La respuesta de Sánchez —»Eso pregúntaselo a Vivas«— llega en un contexto de bloqueo político por el reparto de estos menores entre comunidades autónomas. Las regiones gobernadas por el PP, como Madrid o Andalucía, rechazan acogerlos, según confirmaron fuentes del Ministerio de Juventud e Infancia a The Objective. Mientras, el Gobierno central anunció a finales de agosto el traslado urgente a la Península de 500 niñas inmigrantes, aunque la competencia sobre su gestión seguirá siendo de Ceuta.

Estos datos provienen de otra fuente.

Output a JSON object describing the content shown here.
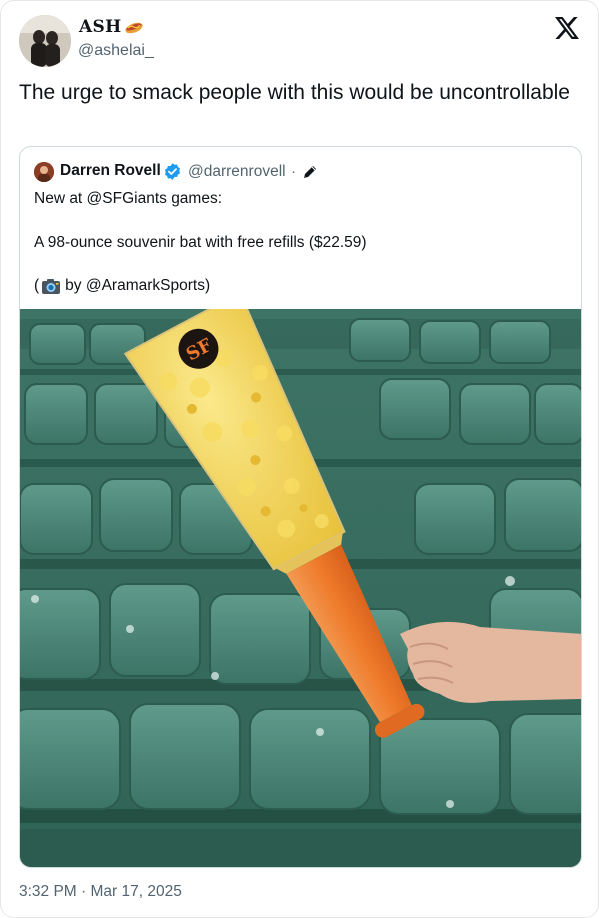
{
  "tweet": {
    "display_name": "ASH",
    "handle": "@ashelai_",
    "text": "The urge to smack people with this would be uncontrollable",
    "timestamp": "3:32 PM · Mar 17, 2025"
  },
  "quoted": {
    "display_name": "Darren Rovell",
    "handle": "@darrenrovell",
    "separator": "·",
    "line1": "New at @SFGiants games:",
    "line2": "A 98-ounce souvenir bat with free refills ($22.59)",
    "line3_open": "(",
    "line3_rest": "by @AramarkSports)"
  },
  "icons": [
    "x-logo-icon",
    "verified-badge-icon",
    "pencil-icon",
    "camera-icon",
    "hotdog-emoji-icon"
  ],
  "colors": {
    "text": "#0f1419",
    "secondary": "#536471",
    "verified": "#1d9bf0",
    "border": "#cfd9de",
    "seat_green": "#3f7d70",
    "bat_orange": "#f07a2c",
    "popcorn": "#f2d34e"
  }
}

La crisis se agrava porque el Ministerio de Política Territorial, liderado por Ángel Víctor Torres, calcula que aún hay entre 700 y 1.000 menores sin tutela. Torres, al frente del mando único para esta crisis, exigió ayer al Gobierno de Vivas que aclarara el número exacto, ya que esa es su competencia directa. Sin embargo, el alcalde popular no ha facilitado datos oficiales en las últimas 48 horas, según fuentes parlamentarias.
El PP, por su parte, acusa al Gobierno de «cronificar» la crisis y de obligar a Ceuta a asumir una carga insostenible. Alberto Núñez Feijóo, líder de la oposición, ha utilizado términos similares en sus últimas intervenciones, denunciando que el Ejecutivo «no actúa con urgencia«. Mientras, el Ministerio de Juventud insiste en que el real decreto-ley de acogida vinculante —aprobado en agosto— obliga a todas las regiones a participar, aunque el PP ha amenazado con recurrirlo ante el Tribunal Constitucional.
Lo que está en juego: el colapso humanitario en Ceuta y un precedente legal sin resolver. La ley de extranjería deja claro que las ciudades autónomas como Ceuta tienen competencia exclusiva sobre menores no acompañados, pero el Gobierno central no puede obligarlas a acogerlos sin el apoyo de las autonomías. La situación refleja un patrón de bloqueo institucional que se repite desde julio: mientras el Ejecutivo y el PP se culpan mutuamente, los menores siguen en la calle, sin protección y sin futuro claro.